Personal information
- Full name: Mark Fotheringham
- Original team(s): Aberfeldie
- Position(s): Full-forward

Playing career^{1}
- Years: Club / Games (Goals)
- 1978–1981: Yarraville / 73 (357)
- 1982–1987: Williamstown / 101 (571)
- Total:  / 174 (928)
- ^{1} Playing statistics correct to the end of 1987.

= Mark Fotheringham (Australian footballer) =

Australian rules footballer

Mark Fotheringham is a former Australian rules footballer who played with the Yarraville and Williamstown football clubs in the Victorian Football Association (VFA) in the 1970s and 1980s.

A full-forward originally from Aberfeldie in the Essendon District Football League (EDFL), Fotheringham played some reserves grade football in the Victorian Football League for in 1975, but never progressed to its senior team. He consequently returned to Aberfeldie, and played there until 1977.

In 1978, at age 21, Fotheringham signed to play for the Yarraville Football Club, then playing in the VFA's second division. He was an immediate success at the club, and in his first season became the first Yarraville forward to kick 100 goals in a season, and was the Division 2 leading goalkicker, with 105 goals. The following year, he kicked 129 goals to be the leading goalkicker in the home-and-away season, but finished second overall after the finals. He played two more years with Yarraville, finishing with a total of 357 goals for the club, and was club captain in 1981.
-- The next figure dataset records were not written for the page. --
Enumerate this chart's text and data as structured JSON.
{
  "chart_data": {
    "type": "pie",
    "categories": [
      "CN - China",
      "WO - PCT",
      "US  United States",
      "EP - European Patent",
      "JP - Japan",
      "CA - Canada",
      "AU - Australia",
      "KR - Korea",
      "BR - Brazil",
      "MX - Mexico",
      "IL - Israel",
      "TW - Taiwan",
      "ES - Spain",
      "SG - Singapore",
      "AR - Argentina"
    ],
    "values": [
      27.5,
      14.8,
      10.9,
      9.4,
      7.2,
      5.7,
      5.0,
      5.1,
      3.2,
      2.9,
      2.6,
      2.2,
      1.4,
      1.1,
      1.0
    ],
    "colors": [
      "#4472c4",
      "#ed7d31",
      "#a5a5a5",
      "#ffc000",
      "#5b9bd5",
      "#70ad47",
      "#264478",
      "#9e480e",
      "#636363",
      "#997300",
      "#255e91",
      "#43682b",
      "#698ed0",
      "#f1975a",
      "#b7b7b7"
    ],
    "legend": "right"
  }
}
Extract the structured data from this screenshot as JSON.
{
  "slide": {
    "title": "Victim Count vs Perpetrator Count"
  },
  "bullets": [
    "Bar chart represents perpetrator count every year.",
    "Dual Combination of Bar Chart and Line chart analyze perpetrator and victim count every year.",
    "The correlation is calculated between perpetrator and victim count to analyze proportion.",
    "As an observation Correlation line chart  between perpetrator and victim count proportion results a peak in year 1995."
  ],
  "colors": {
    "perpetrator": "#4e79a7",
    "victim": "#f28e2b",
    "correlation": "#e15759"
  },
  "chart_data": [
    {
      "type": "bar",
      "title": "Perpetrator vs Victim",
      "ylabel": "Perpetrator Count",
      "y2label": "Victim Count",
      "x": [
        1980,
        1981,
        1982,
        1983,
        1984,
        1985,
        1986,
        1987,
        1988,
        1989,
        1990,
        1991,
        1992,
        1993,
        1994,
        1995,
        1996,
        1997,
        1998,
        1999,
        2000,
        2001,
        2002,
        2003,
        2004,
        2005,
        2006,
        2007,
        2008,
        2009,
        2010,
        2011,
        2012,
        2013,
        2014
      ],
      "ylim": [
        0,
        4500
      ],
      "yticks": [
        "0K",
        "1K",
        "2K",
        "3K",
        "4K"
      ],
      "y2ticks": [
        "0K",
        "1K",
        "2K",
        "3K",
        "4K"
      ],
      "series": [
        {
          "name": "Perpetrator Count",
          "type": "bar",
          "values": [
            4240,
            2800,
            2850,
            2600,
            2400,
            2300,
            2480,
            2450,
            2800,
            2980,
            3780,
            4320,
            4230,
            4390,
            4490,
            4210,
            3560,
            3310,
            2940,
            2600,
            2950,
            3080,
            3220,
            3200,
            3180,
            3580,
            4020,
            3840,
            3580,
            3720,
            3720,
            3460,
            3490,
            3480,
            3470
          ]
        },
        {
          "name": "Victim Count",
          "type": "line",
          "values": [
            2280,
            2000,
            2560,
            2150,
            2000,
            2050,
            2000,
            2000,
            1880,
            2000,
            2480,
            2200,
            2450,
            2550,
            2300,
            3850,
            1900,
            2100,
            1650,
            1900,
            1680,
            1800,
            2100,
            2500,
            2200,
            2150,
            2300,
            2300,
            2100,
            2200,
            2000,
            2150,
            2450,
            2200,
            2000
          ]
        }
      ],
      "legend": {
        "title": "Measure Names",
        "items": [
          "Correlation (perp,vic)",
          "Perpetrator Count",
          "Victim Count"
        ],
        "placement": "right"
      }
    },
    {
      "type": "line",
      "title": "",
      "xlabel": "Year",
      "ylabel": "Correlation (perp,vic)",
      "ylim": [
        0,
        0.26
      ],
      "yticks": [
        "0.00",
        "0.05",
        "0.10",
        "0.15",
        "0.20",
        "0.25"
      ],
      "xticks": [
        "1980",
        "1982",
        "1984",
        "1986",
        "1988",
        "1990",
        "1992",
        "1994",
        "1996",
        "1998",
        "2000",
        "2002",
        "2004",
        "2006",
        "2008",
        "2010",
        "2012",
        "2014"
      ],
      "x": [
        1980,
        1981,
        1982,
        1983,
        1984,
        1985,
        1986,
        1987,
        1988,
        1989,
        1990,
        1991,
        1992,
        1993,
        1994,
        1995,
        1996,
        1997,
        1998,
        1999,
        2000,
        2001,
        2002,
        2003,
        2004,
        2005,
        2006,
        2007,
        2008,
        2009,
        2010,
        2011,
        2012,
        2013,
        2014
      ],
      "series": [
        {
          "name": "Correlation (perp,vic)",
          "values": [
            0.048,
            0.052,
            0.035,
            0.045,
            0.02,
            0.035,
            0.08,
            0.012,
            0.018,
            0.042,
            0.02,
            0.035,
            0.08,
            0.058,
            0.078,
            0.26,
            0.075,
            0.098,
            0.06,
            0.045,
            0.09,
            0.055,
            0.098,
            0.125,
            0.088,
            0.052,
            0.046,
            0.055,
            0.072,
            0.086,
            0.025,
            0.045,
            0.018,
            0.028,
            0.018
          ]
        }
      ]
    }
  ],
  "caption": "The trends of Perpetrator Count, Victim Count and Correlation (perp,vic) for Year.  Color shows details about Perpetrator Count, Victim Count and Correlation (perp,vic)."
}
In 1982, Fotheringham left the ailing Yarraville club and sought a move to a Division 1 club; after attracting interest from all three western suburban Division 1 clubs (Coburg, Werribee and Williamstown), he joined Williamstown. He was the Division 1 leading goalkicker in back-to-back seasons in 1983 and 1984, kicking 108 goals and 114 goals respectively, and was two goals short of the title in 1985 with 106 goals. Fotheringham had kicked 98 goals in 1982. He kicked 14 goals in a match against Port Melbourne in 1986, and booted 13 goals on three occasions, against Werribee in 1983, Camberwell in 1983 and Prahran in 1984.

He served as club captain in 1983, after the sacking of captain-coach, Rod Oborne, and was vice-captain for the rest of his time at the VFA Seagulls. He won his only career VFA premiership with Williamstown in 1986 and played in the losing 1985 grand final. Fotheringham won the Club best and fairest trophy in 1982 and was awarded the most consistent player trophy also. He retired at age thirty after suffering a serious knee injury late in the 1987 season.

As of 2019, Fotheringham's career total of 928 goals places him fourth on the VFA/VFL's all-time goalkicking list. He averaged 5.3 goals per game throughout his career, and scored more than 100 goals in a season five times. He was named at full forward in the Williamstown Team of the Century and the 1980's Team of the Decade and was an inaugural inductee into the club's Hall of Fame in 2014.

After leaving Williamstown, Fotheringham served as coach of the Keilor Football Club in the EDFL. From 1992 until 1993, Fotheringham served as general manager of the Williamstown Football Club and also coached the Seconds team and was Seniors assistant coach in 1993.